Tenter de définir l’esprit de défense est plus difficile qu’il n’y parait. Le concept est rebelle à n’être réduit qu’à un aspect militaire, tant dans ses fondements que dans ses manifestations. En fait, il est transversal à la société toute entière.

Comment émerge cette volonté des individus composant un groupe à s’opposer par tous les moyens à tout ce qui peut le menacer, fût-ce au prix de leur vie ?

Ses manifestations initiales ont certainement été contemporaines des premiers groupes humains dont la dimension supérieure à celle d’une famille était limitée à la capacité de chaque individu à connaitre tous les autres, soit de 100 à 200 personnes tous âges confondus.

La pérennité de ces hordes reposait sur la coopération nécessaire à la survie élémentaire, sur la cohésion de la société émanant de la solidarité entre les individus vivant ensemble, et sur leur volonté de voir durer le groupe. Coopération et cohésion sont les garants de la survie et le terreau d’un esprit de défense élémentaire.

Petit à petit, ces sociétés se sont multipliées par scissions successives jusqu’à occuper tout l’espace comme des bulles de savon forment une mousse avec des tensions superficielles aux interfaces, mais aussi des échanges de toutes sortes jusqu’aux sociétés actuelles qui, pour la première fois sont confrontées aux limites de notre planète.

Avec ce changement d’échelle, comment l’esprit de défense a-t-il perduré ?

Déjà, il est toujours présent à petite échelle, on peut observer ses manifestations couramment au sein de microcosmes soumis à l’adversité. C’est l’esprit de corps des soldats au combat, des pompiers au feu, des salariés luttant pour la survie de leur entreprise, des alpinistes d’une cordée…

Plus précisément, on découvre qu’il est d’une manière générale, généré par le regard des autres dans l’adversité et renforcé par la bonne connaissance de la menace.

A plus grande échelle, on le retrouve au niveau de la nation, si on s’intéresse à l’histoire ! Mais pas plus haut.
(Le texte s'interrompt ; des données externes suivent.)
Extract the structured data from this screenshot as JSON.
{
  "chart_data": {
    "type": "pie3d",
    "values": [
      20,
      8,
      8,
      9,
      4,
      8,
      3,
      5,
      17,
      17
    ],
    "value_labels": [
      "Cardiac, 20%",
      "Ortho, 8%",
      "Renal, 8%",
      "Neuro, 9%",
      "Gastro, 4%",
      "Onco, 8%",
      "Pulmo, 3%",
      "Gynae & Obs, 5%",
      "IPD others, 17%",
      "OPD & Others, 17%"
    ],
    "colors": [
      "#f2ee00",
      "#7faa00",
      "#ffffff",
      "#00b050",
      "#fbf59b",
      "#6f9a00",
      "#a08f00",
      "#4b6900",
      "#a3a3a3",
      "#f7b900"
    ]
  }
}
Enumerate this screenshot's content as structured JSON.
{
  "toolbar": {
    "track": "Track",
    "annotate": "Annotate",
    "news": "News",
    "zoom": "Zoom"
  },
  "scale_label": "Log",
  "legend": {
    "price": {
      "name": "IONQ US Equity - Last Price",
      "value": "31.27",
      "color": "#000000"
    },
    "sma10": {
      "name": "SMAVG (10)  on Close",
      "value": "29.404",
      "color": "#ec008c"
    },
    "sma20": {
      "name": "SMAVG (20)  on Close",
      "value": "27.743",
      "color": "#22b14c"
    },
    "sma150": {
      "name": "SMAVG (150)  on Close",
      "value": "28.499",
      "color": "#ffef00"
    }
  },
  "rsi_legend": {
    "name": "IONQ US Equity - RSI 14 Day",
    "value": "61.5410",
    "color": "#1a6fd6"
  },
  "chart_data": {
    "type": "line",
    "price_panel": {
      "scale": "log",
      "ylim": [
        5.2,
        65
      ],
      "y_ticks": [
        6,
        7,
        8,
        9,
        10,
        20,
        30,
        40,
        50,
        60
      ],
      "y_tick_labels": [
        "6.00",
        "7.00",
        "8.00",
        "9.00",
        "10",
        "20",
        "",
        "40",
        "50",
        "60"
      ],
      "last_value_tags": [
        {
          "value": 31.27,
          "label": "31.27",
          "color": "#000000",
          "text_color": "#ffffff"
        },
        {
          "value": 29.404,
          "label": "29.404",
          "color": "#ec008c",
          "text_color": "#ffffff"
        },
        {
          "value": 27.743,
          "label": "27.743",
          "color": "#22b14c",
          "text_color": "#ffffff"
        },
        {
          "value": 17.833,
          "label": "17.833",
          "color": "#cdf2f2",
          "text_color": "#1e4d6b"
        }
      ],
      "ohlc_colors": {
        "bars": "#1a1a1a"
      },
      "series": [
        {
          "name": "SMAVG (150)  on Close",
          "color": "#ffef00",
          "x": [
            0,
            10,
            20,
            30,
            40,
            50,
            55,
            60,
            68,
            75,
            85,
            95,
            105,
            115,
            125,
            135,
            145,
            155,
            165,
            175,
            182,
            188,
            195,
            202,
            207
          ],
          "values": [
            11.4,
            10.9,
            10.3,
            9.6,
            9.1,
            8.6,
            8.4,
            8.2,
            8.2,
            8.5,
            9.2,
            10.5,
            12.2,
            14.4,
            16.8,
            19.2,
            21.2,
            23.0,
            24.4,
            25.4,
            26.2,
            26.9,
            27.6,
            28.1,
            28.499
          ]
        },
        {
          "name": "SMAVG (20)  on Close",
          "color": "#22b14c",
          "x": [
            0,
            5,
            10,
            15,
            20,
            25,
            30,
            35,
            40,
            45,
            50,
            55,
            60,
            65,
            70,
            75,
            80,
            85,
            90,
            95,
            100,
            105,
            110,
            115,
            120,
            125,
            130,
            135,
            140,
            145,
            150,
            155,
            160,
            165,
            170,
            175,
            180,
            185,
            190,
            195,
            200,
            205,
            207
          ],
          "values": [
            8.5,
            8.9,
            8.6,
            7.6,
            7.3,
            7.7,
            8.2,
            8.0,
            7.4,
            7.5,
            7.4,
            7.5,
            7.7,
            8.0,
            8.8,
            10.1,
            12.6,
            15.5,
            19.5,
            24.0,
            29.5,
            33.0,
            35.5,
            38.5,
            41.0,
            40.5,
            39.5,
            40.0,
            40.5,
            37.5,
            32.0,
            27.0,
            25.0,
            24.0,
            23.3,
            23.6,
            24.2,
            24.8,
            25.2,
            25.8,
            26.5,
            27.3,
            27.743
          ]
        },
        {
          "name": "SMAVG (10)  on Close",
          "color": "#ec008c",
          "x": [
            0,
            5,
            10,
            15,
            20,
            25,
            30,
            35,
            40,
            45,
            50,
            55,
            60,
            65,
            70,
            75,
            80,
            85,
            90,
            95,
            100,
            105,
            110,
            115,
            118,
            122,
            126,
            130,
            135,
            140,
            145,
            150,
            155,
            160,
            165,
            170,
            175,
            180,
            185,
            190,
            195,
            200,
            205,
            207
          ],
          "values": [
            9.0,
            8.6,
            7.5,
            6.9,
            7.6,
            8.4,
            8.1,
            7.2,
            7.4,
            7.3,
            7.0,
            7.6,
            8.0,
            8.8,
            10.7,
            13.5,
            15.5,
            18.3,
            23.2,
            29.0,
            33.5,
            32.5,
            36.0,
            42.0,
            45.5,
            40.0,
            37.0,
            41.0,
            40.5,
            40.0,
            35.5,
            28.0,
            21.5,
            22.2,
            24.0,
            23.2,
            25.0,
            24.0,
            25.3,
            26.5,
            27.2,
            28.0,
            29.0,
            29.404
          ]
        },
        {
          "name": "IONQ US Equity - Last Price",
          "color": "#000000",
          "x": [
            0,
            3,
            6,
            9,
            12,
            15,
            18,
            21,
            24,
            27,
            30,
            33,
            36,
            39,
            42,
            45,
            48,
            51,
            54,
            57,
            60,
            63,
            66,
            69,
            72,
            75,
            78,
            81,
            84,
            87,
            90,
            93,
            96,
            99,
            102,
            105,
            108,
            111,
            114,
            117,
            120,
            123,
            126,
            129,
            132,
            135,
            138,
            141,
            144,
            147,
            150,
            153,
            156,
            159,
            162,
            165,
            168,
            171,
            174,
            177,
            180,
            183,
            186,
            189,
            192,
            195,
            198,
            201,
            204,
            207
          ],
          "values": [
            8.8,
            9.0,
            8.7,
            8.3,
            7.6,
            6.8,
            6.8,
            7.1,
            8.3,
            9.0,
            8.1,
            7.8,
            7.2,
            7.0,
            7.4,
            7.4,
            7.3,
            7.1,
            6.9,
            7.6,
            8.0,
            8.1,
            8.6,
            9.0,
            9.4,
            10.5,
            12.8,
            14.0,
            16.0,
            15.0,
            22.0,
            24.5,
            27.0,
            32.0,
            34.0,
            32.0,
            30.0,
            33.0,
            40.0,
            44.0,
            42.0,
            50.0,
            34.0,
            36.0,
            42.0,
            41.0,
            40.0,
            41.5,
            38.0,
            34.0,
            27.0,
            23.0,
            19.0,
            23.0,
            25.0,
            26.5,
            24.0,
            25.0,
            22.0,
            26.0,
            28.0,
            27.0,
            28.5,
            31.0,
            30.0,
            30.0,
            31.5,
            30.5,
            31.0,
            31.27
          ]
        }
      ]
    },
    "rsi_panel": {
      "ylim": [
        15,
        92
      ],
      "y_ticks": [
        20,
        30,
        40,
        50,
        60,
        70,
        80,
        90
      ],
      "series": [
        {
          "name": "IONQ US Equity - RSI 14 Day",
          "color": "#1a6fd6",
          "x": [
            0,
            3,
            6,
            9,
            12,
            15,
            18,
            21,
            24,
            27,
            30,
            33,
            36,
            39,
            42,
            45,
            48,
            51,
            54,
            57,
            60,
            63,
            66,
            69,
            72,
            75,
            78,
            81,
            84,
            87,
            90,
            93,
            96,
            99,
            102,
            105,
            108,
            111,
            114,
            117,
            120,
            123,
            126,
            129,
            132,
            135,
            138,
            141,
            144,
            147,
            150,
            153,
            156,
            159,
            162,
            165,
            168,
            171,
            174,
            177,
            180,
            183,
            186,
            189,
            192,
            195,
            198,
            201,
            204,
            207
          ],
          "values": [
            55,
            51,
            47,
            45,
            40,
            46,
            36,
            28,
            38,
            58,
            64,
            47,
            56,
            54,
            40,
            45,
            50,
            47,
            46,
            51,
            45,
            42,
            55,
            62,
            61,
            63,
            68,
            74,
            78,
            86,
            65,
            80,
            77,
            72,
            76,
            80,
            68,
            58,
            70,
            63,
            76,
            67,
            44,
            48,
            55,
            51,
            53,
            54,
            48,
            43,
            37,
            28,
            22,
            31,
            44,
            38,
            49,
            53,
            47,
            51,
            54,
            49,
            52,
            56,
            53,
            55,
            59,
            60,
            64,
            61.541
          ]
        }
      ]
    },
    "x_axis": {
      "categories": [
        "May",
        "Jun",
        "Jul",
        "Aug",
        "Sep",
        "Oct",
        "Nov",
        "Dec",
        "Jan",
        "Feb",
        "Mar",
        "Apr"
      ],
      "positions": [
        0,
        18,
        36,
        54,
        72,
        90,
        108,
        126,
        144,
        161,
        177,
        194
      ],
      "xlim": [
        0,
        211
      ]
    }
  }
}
Car la nation est l’unité élémentaire qui agit indépendamment de qui que ce soit, dont les membres obéissent aux mêmes lois, qui a une défense commune et un territoire donné.

Durant la Seconde guerre mondiale, on le retrouve dans le comportement jusqu’au-boutiste de l’Allemagne hitlérienne, dans la résistance opiniâtre des anglais galvanisés par les discours de Churchill, dans le sursaut des russes aiguillonnés par l’appel de Staline en 1941, dans le réveil irrité des Américains à l’écoute de Roosevelt s’insurgeant contre la félonie de Pearl Harbor, dans la mobilisation suicidaire du Japon en 1945…

Mais pas dans une France minée par des dissensions internes, la faillite de ses élites, et l’archaïsme de ses états-majors, jusqu'à qu’elle entende certains discours renouant avec l’espoir.

Il ressort de tout ce qui précède que l’esprit de défense n’existe pas sans cohésion sociale, quelle que soit sa nature, sans la connaissance précise de la menace, reconnue dans des discours inoubliables, vrais et forts, sans une confiance absolue dans les institutions en charge d’orchestrer la défense.

Ces conditions remplies, il se déploie et charpente puissamment la société qui se défend alors efficacement, en toute connaissance de cause.

On ne peut que s’inquiéter de sa force de nos jours, alors que règnent un individualisme conduisant à considérer autrui en ennemi de soi, une montée des inégalités menaçant frontalement la cohésion sociale, une désinformation détournant des vrais enjeux et enfin une perte de confiance croissante en ceux qui gouvernent en notre nom et dont la langue de bois n’est qu’un éteignoir d’enthousiasme.

Qui ira se faire tuer pour une société dont on ne peut plus rien attendre en retour tant elle est vendue à des intérêts privés ?

Au début n’est pas l’esprit de défense, il n’est que la conséquence de la bonne marche d’une société en ce qu’elle protège également les individus qui la composent au prix du sacrifice consenti de certains d’entre eux.